As assinaturas espectrais dos gelos não coincidem com as de qualquer substância química individual, de modo que a equipe iniciou experiências laboratoriais para condensar simultaneamente misturas de gases.

Usando uma câmara de gelo que simula as condições na estratosfera de Titã, eles testaram pares de produtos químicos que tinham impressões digitais infravermelhas na parte correta do espectro.

No início, deixaram um gás se condensar antes do outro. Mas o melhor resultado foi alcançado através da introdução simultânea de cianeto de hidrogênio e benzeno na câmara e permitindo que se condensassem ao mesmo tempo. Por si só, o benzeno não tem uma assinatura infravermelha distinta.

No entanto, quando os cientistas permitiram que se co-condensasse com o cianeto de hidrogênio, a impressão no infravermelho longínquo do gelo co-condensado tinha uma íntima correspondência com as observações do CIRS.

Serão necessários estudos adicionais para determinar a estrutura das partículas de gelo co-condensado. Os cientistas esperam que sejam grumosas e desordenadas, em vez de cristais bem definidos.

Anderson e os colegas encontraram anteriormente um exemplo semelhante de gelo co-condensado nos dados do CIRS em 2005. Essas observações foram feitas perto do polo norte, cerca de dois anos após o solstício de inverno no hemisfério norte de Titã.

Essa nuvem se formou a uma altitude muito mais baixa, abaixo dos 150 quilômetros, e tinha uma composição química diferente: cianeto de hidrogênio e cianoacetileno, uma das moléculas orgânicas mais complexas encontradas na atmosfera Titã.

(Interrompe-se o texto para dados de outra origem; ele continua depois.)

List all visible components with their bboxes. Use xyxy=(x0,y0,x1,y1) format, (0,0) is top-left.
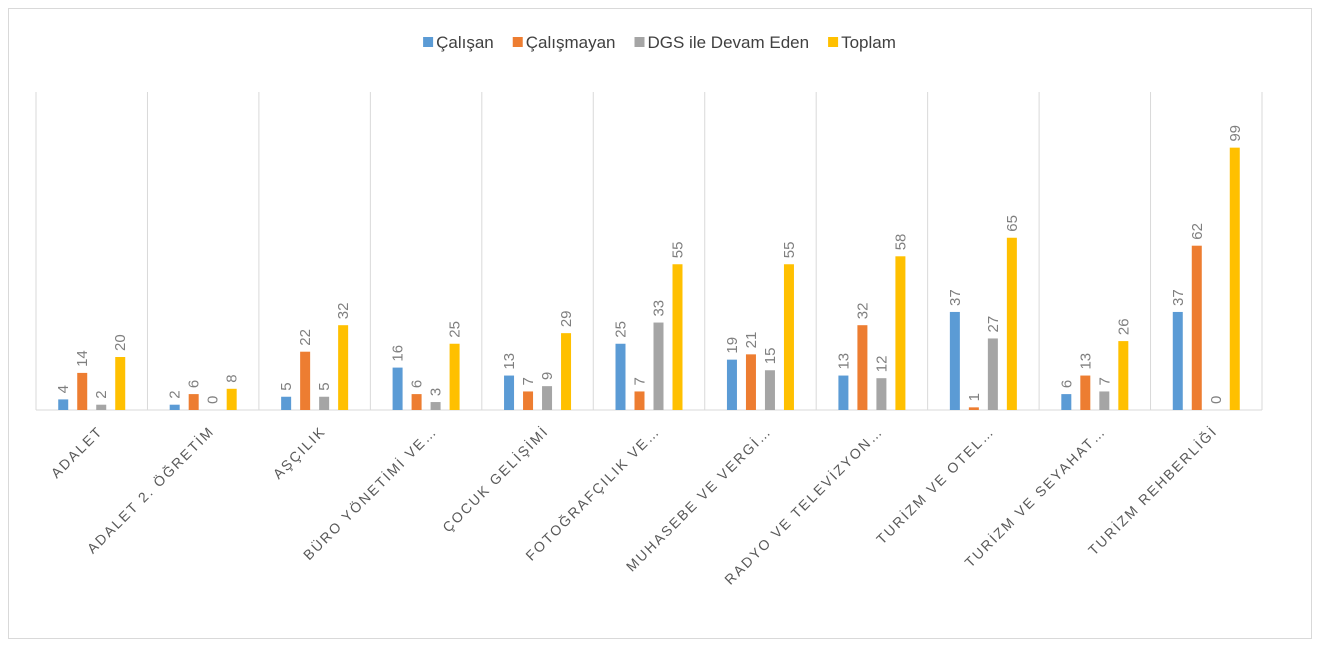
data-label: 13 xyxy=(501,353,518,370)
data-label: 62 xyxy=(1189,223,1206,240)
bar xyxy=(857,325,868,410)
data-label: 32 xyxy=(335,303,352,320)
bar xyxy=(58,399,69,410)
data-label: 8 xyxy=(224,374,241,382)
data-label: 32 xyxy=(854,303,871,320)
bar xyxy=(764,370,775,410)
bar xyxy=(319,396,330,410)
bar xyxy=(1191,245,1202,410)
data-label: 4 xyxy=(55,385,72,393)
data-label: 12 xyxy=(873,356,890,373)
data-label: 15 xyxy=(762,348,779,365)
bar xyxy=(411,394,422,410)
bar xyxy=(77,372,88,410)
legend-swatch xyxy=(423,37,434,47)
data-label: 58 xyxy=(892,234,909,251)
legend-swatch xyxy=(634,37,645,47)
bar xyxy=(987,338,998,410)
data-label: 3 xyxy=(428,388,445,396)
legend-label: Çalışmayan xyxy=(526,33,616,52)
data-label: 2 xyxy=(93,390,110,398)
bar xyxy=(96,404,107,410)
bar xyxy=(968,407,979,410)
data-label: 16 xyxy=(390,345,407,362)
bar xyxy=(1118,341,1129,410)
data-label: 14 xyxy=(74,350,91,367)
bar xyxy=(226,388,237,410)
data-label: 0 xyxy=(205,396,222,404)
legend-label: Çalışan xyxy=(436,33,494,52)
bar xyxy=(338,325,349,410)
bar xyxy=(1080,375,1091,410)
data-label: 20 xyxy=(112,334,129,351)
legend-label: DGS ile Devam Eden xyxy=(648,33,810,52)
data-label: 6 xyxy=(1058,380,1075,388)
data-label: 0 xyxy=(1208,396,1225,404)
bar xyxy=(949,311,960,410)
data-label: 2 xyxy=(167,390,184,398)
data-label: 13 xyxy=(1077,353,1094,370)
data-label: 25 xyxy=(613,321,630,338)
data-label: 19 xyxy=(724,337,741,354)
data-label: 13 xyxy=(835,353,852,370)
bar xyxy=(115,357,126,410)
bar xyxy=(392,367,403,410)
bar xyxy=(188,394,199,410)
data-label: 5 xyxy=(278,382,295,390)
data-label: 29 xyxy=(558,310,575,327)
bar xyxy=(726,359,737,410)
bar xyxy=(876,378,887,410)
data-label: 55 xyxy=(670,242,687,259)
data-label: 7 xyxy=(632,377,649,385)
bar xyxy=(523,391,534,410)
data-label: 37 xyxy=(1170,289,1187,306)
data-label: 65 xyxy=(1004,215,1021,232)
legend-label: Toplam xyxy=(841,33,896,52)
bar xyxy=(1172,311,1183,410)
data-label: 26 xyxy=(1115,318,1132,335)
bar xyxy=(634,391,645,410)
bar xyxy=(281,396,292,410)
bar xyxy=(1061,394,1072,410)
bar xyxy=(895,256,906,410)
bar xyxy=(1099,391,1110,410)
bar xyxy=(169,404,180,410)
data-label: 7 xyxy=(1096,377,1113,385)
legend-swatch xyxy=(828,37,839,47)
data-label: 6 xyxy=(409,380,426,388)
bar xyxy=(561,333,572,410)
data-label: 22 xyxy=(297,329,314,346)
data-label: 6 xyxy=(186,380,203,388)
data-label: 9 xyxy=(539,372,556,380)
bar xyxy=(300,351,311,410)
data-label: 99 xyxy=(1227,125,1244,142)
bar xyxy=(672,264,683,410)
bar xyxy=(783,264,794,410)
legend-swatch xyxy=(512,37,523,47)
data-label: 5 xyxy=(316,382,333,390)
bar xyxy=(653,322,664,410)
bar xyxy=(449,343,460,410)
bar xyxy=(838,375,849,410)
data-label: 21 xyxy=(743,332,760,349)
data-label: 33 xyxy=(651,300,668,317)
bar xyxy=(542,386,553,410)
data-label: 25 xyxy=(447,321,464,338)
bar xyxy=(504,375,515,410)
bar xyxy=(1006,237,1017,410)
bar xyxy=(430,402,441,410)
bar xyxy=(745,354,756,410)
data-label: 1 xyxy=(966,393,983,401)
bar xyxy=(1229,147,1240,410)
data-label: 7 xyxy=(520,377,537,385)
data-label: 55 xyxy=(781,242,798,259)
bar xyxy=(615,343,626,410)
data-label: 27 xyxy=(985,316,1002,333)
data-label: 37 xyxy=(947,289,964,306)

Anderson atribui as diferenças nas duas nuvens a variações sazonais nos polos norte e sul. A nuvem a norte foi avistada cerca de dois anos após o solstício de inverno no polo norte, mas a nuvem a sul foi avistada cerca de dois anos antes do solstício de inverno no polo sul.

É possível que a mistura de gases fosse ligeiramente diferente nos dois casos, ou que as temperaturas tivessem subido um pouco quando a nuvem polar norte foi avistada, ou uma combinação de ambos.

“Uma das vantagens da Cassini foi que conseguimos passar por Titã repetidas vezes durante a missão de treze anos para ver mudanças ao longo do tempo. Esta é uma grande parte do valor de uma missão de longo prazo”, salienta Anderson.

A sonda Cassini terminou sua missão no dia 15 de setembro de 2017 com um “mergulho” na atmosfera de Saturno.